To make a choice between her children… Jess’s heart recoiled in horror. ‘I can’t imagine how she can have managed.’

‘Oh, she managed,’ Raoul said and a hint of a remembering smile played across his lips as he left the tragedy of his childhood and moved on. ‘She took Lisle and me to Paris. She raised us with love, and she tried not to let the tragedy of leaving her eldest child spoil our childhood. No one answered our phone calls to the palace but we wrote to Jean-Paul every week. Every one of us did. But he never answered. Mama thought for a long while that my father was keeping the letters from him, but no. The servants confirmed for us…Jean-Paul, like my father, had simply moved on.’

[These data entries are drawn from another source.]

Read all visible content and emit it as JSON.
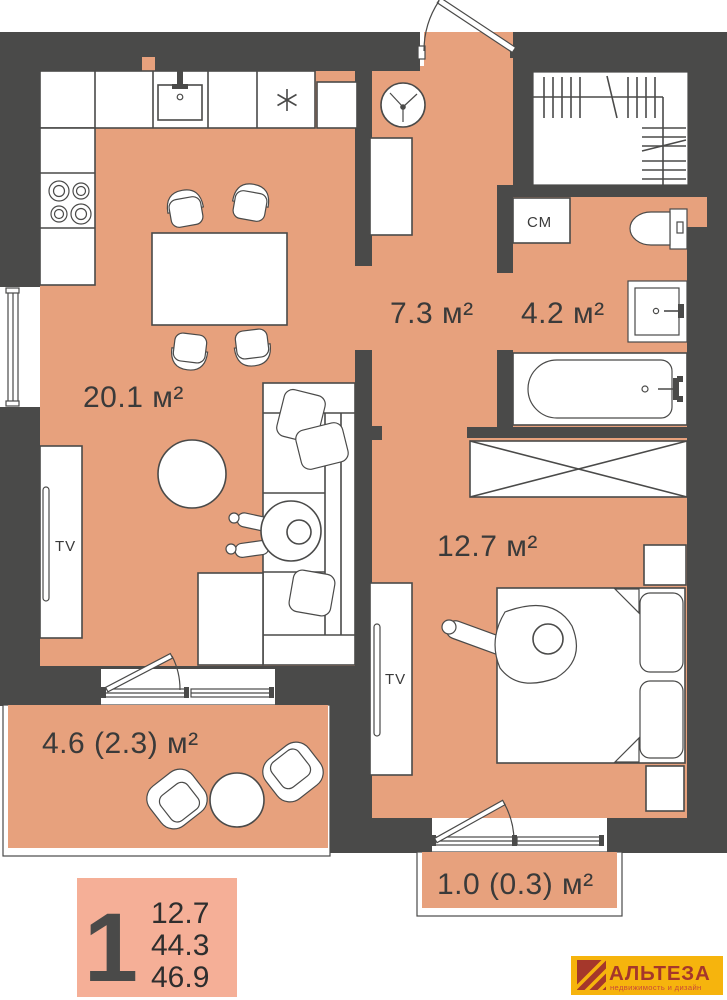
{
  "plan_type": "floor-plan",
  "rooms": [
    {
      "id": "kitchen-living",
      "label": "20.1 м²"
    },
    {
      "id": "hallway",
      "label": "7.3 м²"
    },
    {
      "id": "bathroom",
      "label": "4.2 м²"
    },
    {
      "id": "bedroom",
      "label": "12.7 м²"
    },
    {
      "id": "loggia-living",
      "label": "4.6 (2.3) м²"
    },
    {
      "id": "balcony-bedroom",
      "label": "1.0 (0.3) м²"
    }
  ],
  "fixtures": {
    "washing_machine": "СМ",
    "tv_living": "TV",
    "tv_bedroom": "TV"
  },
  "legend": {
    "rooms_count": "1",
    "values": [
      "12.7",
      "44.3",
      "46.9"
    ]
  },
  "logo": {
    "name": "АЛЬТЕЗА",
    "tagline": "недвижимость и дизайн"
  },
  "colors": {
    "floor": "#E7A17D",
    "wall": "#4A4A49",
    "legend_bg": "#F5AF97",
    "logo_bg": "#F6B40D",
    "logo_accent": "#A5372B",
    "logo_tagline": "#C9473A"
  }
}
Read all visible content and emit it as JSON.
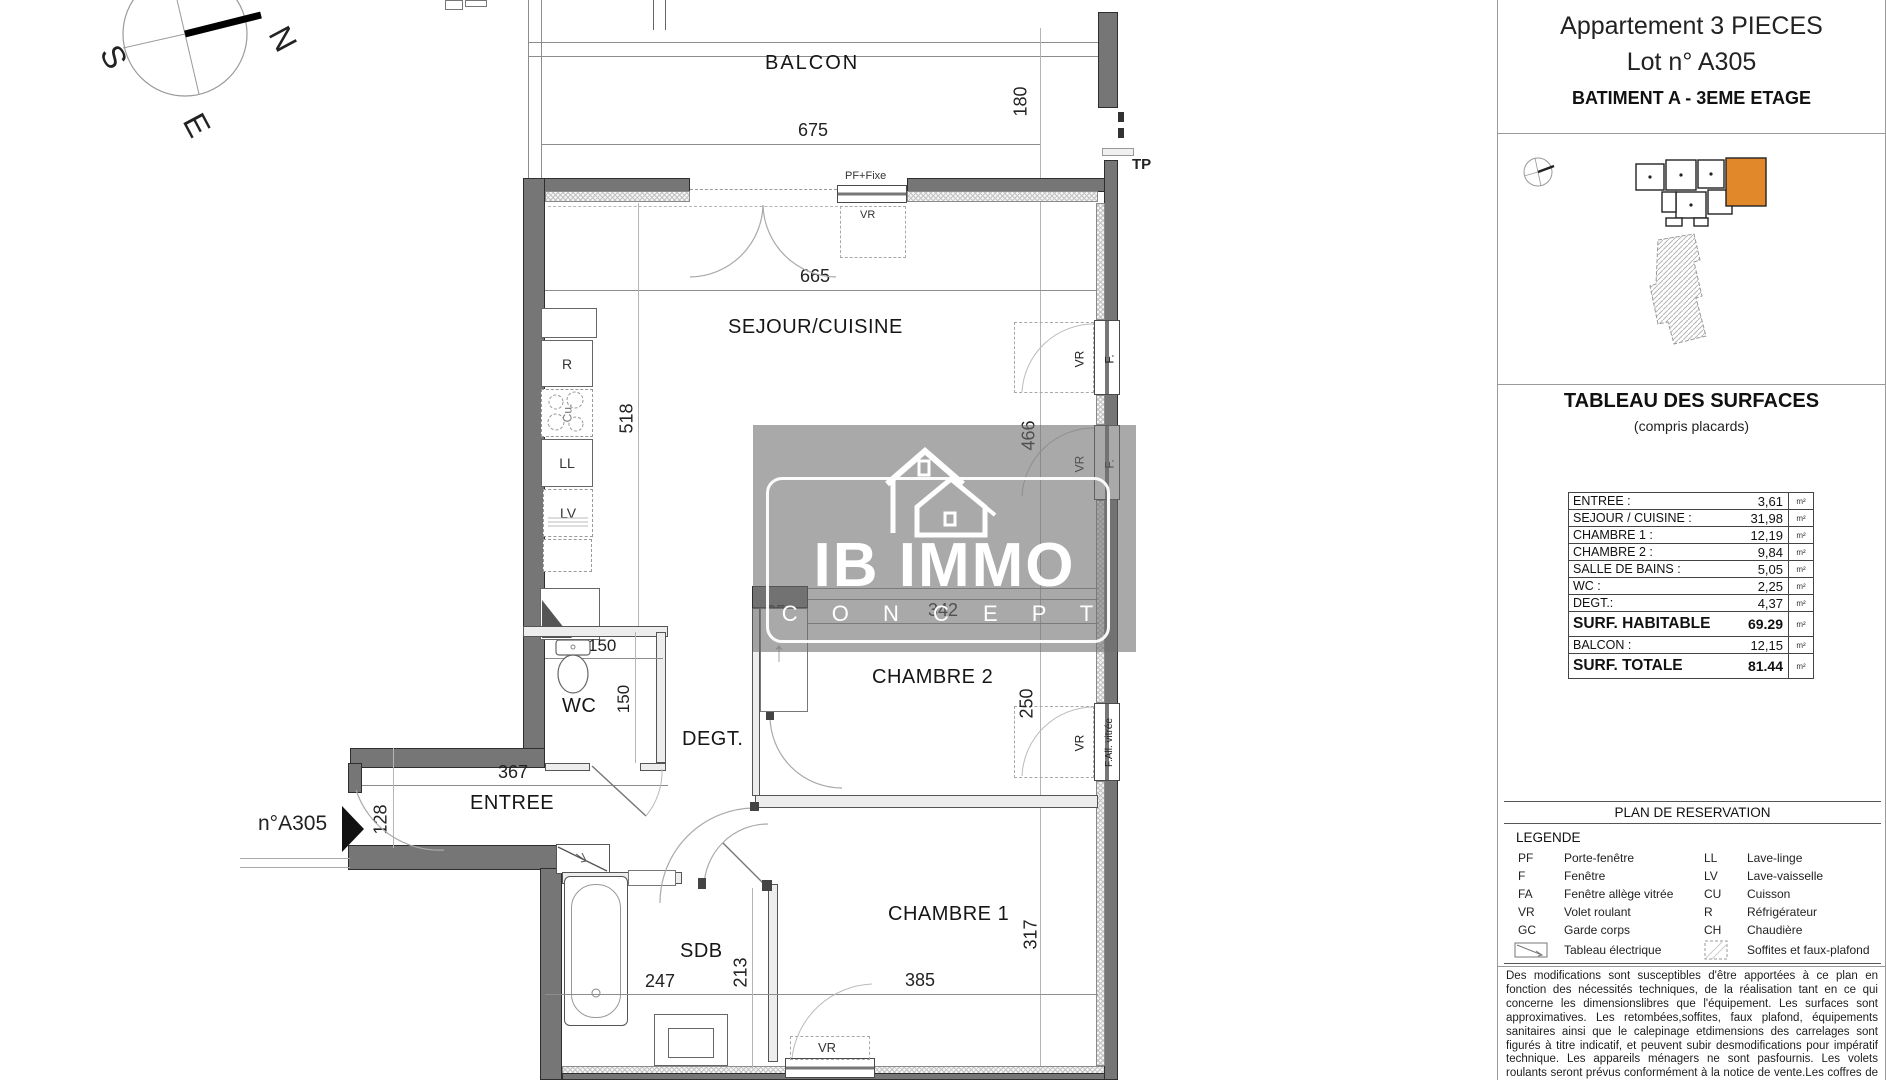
{
  "title_block": {
    "line1": "Appartement 3 PIECES",
    "line2": "Lot n° A305",
    "line3": "BATIMENT A - 3EME ETAGE"
  },
  "key_plan": {
    "highlight_color": "#e0882a"
  },
  "surfaces": {
    "title": "TABLEAU DES SURFACES",
    "subtitle": "(compris placards)",
    "unit": "m²",
    "rows": [
      {
        "label": "ENTREE :",
        "value": "3,61"
      },
      {
        "label": "SEJOUR / CUISINE :",
        "value": "31,98"
      },
      {
        "label": "CHAMBRE 1 :",
        "value": "12,19"
      },
      {
        "label": "CHAMBRE 2 :",
        "value": "9,84"
      },
      {
        "label": "SALLE DE BAINS :",
        "value": "5,05"
      },
      {
        "label": "WC :",
        "value": "2,25"
      },
      {
        "label": "DEGT.:",
        "value": "4,37"
      },
      {
        "label": "SURF. HABITABLE",
        "value": "69.29"
      },
      {
        "label": "BALCON :",
        "value": "12,15"
      },
      {
        "label": "SURF. TOTALE",
        "value": "81.44"
      }
    ]
  },
  "reservation": {
    "header": "PLAN DE RESERVATION",
    "legend_title": "LEGENDE",
    "left": [
      {
        "abbr": "PF",
        "label": "Porte-fenêtre"
      },
      {
        "abbr": "F",
        "label": "Fenêtre"
      },
      {
        "abbr": "FA",
        "label": "Fenêtre allège vitrée"
      },
      {
        "abbr": "VR",
        "label": "Volet roulant"
      },
      {
        "abbr": "GC",
        "label": "Garde corps"
      }
    ],
    "right": [
      {
        "abbr": "LL",
        "label": "Lave-linge"
      },
      {
        "abbr": "LV",
        "label": "Lave-vaisselle"
      },
      {
        "abbr": "CU",
        "label": "Cuisson"
      },
      {
        "abbr": "R",
        "label": "Réfrigérateur"
      },
      {
        "abbr": "CH",
        "label": "Chaudière"
      }
    ],
    "symbols": [
      {
        "label": "Tableau électrique"
      },
      {
        "label": "Soffites et faux-plafond"
      }
    ]
  },
  "disclaimer": "Des modifications sont susceptibles d'être apportées à ce plan en fonction des nécessités techniques, de la réalisation tant en ce qui concerne les dimensionslibres que l'équipement. Les surfaces sont approximatives. Les retombées,soffites, faux plafond, équipements sanitaires ainsi que le calepinage etdimensions des carrelages sont figurés à titre indicatif, et peuvent subir desmodifications pour impératif technique. Les appareils ménagers ne sont pasfournis.  Les volets roulants seront prévus conformément à la notice de vente.Les coffres de volet roulant ne sont pas représentés et seront débordants à l'intérieur. La hauteur des seuils au droit des porte-fenêtres ou baies",
  "compass": {
    "n": "N",
    "s": "S",
    "e": "E"
  },
  "watermark": {
    "line1": "IB IMMO",
    "line2": "C O N C E P T"
  },
  "plan": {
    "rooms": {
      "balcon": "BALCON",
      "sejour": "SEJOUR/CUISINE",
      "chambre2": "CHAMBRE 2",
      "chambre1": "CHAMBRE 1",
      "wc": "WC",
      "degt": "DEGT.",
      "entree": "ENTREE",
      "sdb": "SDB"
    },
    "dims": {
      "d675": "675",
      "d180": "180",
      "d665": "665",
      "d518": "518",
      "d466": "466",
      "d65": "65",
      "d342": "342",
      "d150w": "150",
      "d150d": "150",
      "d367": "367",
      "d128": "128",
      "d250": "250",
      "d317": "317",
      "d385": "385",
      "d247": "247",
      "d213": "213"
    },
    "tags": {
      "lot": "n°A305",
      "tp": "TP",
      "pf_fixe": "PF+Fixe",
      "vr": "VR",
      "f": "F.",
      "fa": "F.All. vitrée"
    },
    "appliances": {
      "r": "R",
      "cu": "Cu.",
      "ll": "LL",
      "lv": "LV"
    }
  }
}
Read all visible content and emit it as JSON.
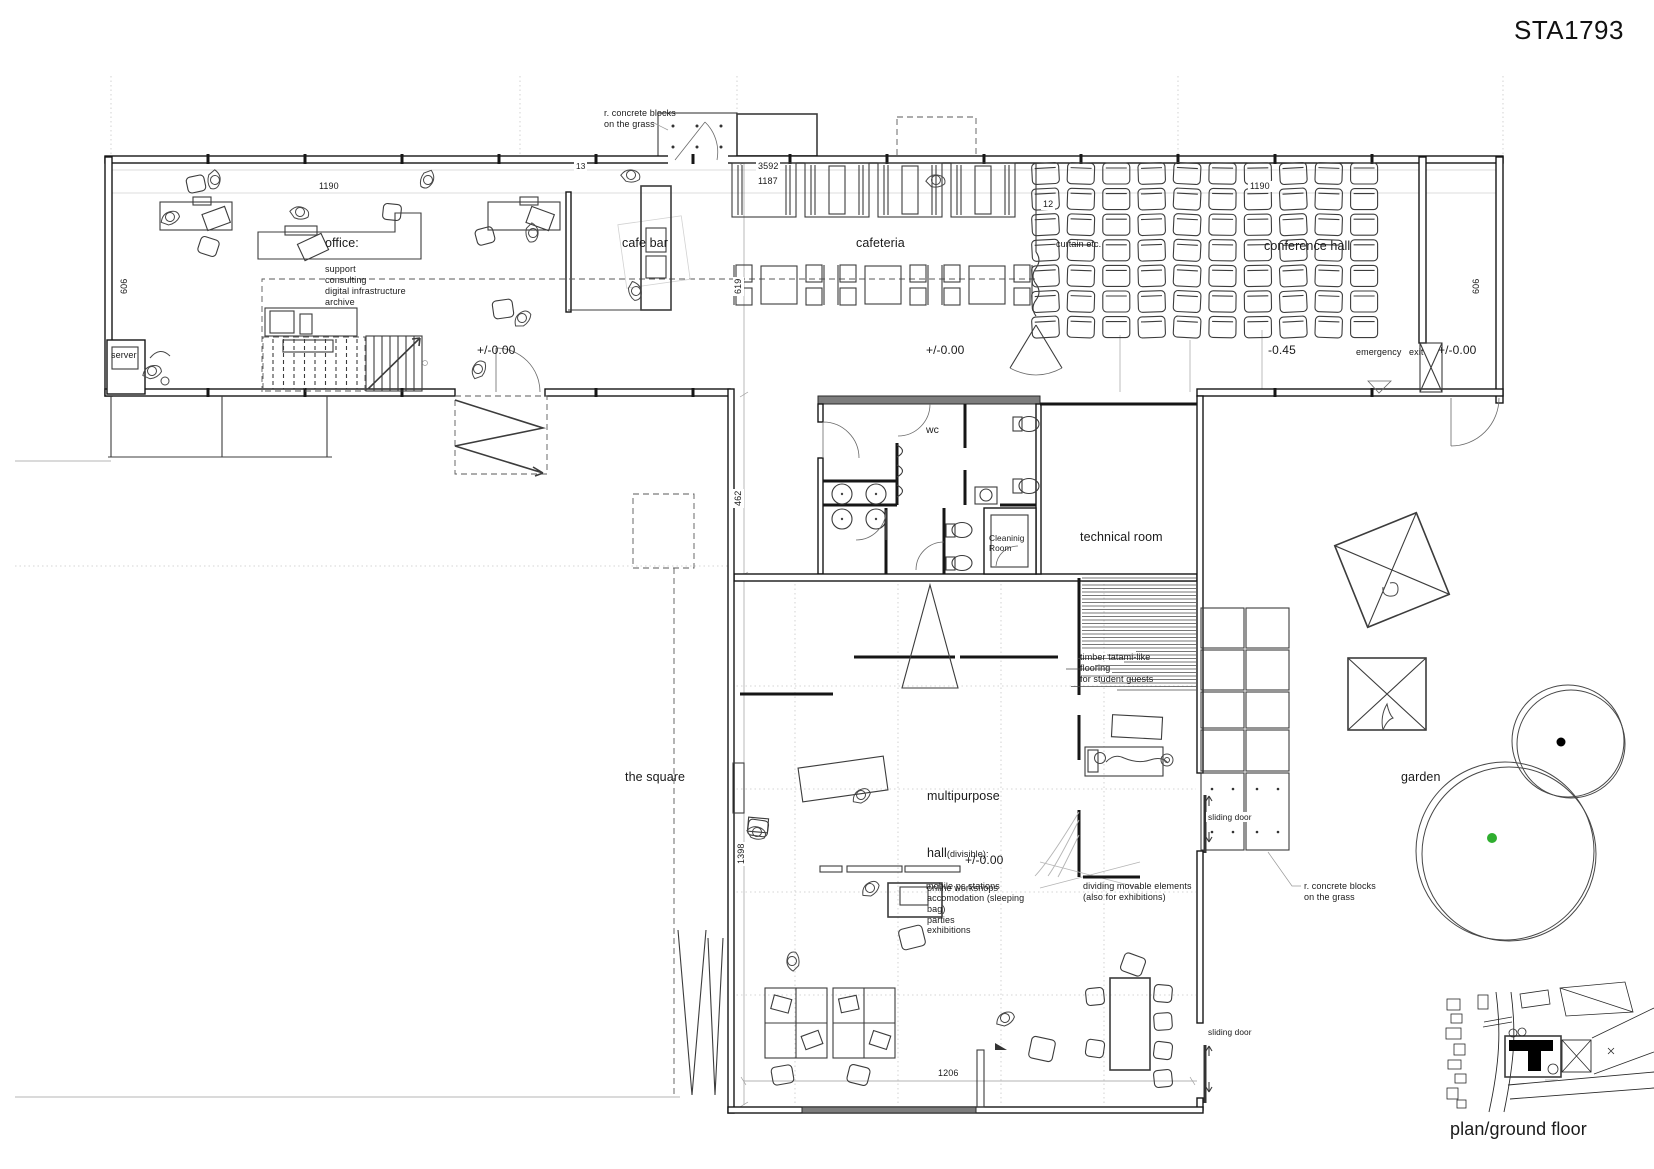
{
  "title": "STA1793",
  "caption": "plan/ground floor",
  "rooms": {
    "office": {
      "name": "office:",
      "functions": "support\nconsulting\ndigital infrastructure\narchive",
      "server": "server",
      "level": "+/-0.00"
    },
    "cafe_bar": {
      "name": "cafe bar"
    },
    "cafeteria": {
      "name": "cafeteria",
      "level": "+/-0.00"
    },
    "conference_hall": {
      "name": "conference hall",
      "level": "-0.45",
      "curtain": "curtain etc.",
      "emergency_exit": "emergency exit",
      "exit_level": "+/-0.00"
    },
    "wc": {
      "name": "wc",
      "cleaning_room": "Cleaninig\nRoom"
    },
    "technical_room": {
      "name": "technical room"
    },
    "multipurpose_hall": {
      "name_line1": "multipurpose",
      "name_line2": "hall",
      "divisible": "(divisible):",
      "uses": "online workshops\naccomodation (sleeping\nbag)\nparties\nexhibitions",
      "level": "+/-0.00",
      "tatami_note": "timber tatami-like\nflooring\nfor student guests",
      "pc_note": "mobile pc stations",
      "dividers_note": "dividing movable elements\n(also for exhibitions)",
      "sliding_door_upper": "sliding door",
      "sliding_door_lower": "sliding door"
    },
    "outdoor": {
      "square": "the square",
      "garden": "garden",
      "concrete_blocks_top": "r. concrete blocks\non the grass",
      "concrete_blocks_right": "r. concrete blocks\non the grass"
    }
  },
  "dimensions": {
    "office_width": "1190",
    "office_depth": "606",
    "entry_gap": "13",
    "cafeteria_width": "3592",
    "cafeteria_width2": "1187",
    "cafeteria_depth": "619",
    "conference_width": "1190",
    "conference_depth": "606",
    "conference_gap": "12",
    "wc_depth": "462",
    "hall_depth": "1398",
    "hall_width": "1206"
  },
  "colors": {
    "line": "#1c1c1c",
    "light_line": "#c9c9c9",
    "tree_dot_black": "#000000",
    "tree_dot_green": "#2fae2f",
    "site_building": "#000000"
  }
}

‘And Lisle?’ Jess asked, and his face softened. Pleasure returning.

‘Lisle ended up with a first-class university degree,’ he told her. ‘She loved life. She had friends, she had the best sense of humour… We were so proud of her. She was a truly wonderful person.’

‘But she died.’

The smile faded. ‘In the end her body defeated her,’ he said softly. ‘She suffered infection after infection and finally we couldn’t save her.’

He fell silent, and she saw the pain etched across his face. There was a part of her-a really big part of her-that wanted to reach out and touch him. No. But it took an almost superhuman effort to keep her hands to herself.

‘As I said, that was three years ago,’ he continued and maybe he didn’t sense what she was thinking. He was staring into the firelight-not at her. ‘I was already a practising doctor and I thought, after watching the courage with which Lisle faced life, that the least I could do was try to help others. And, of course, everyone said I should get away and forget.’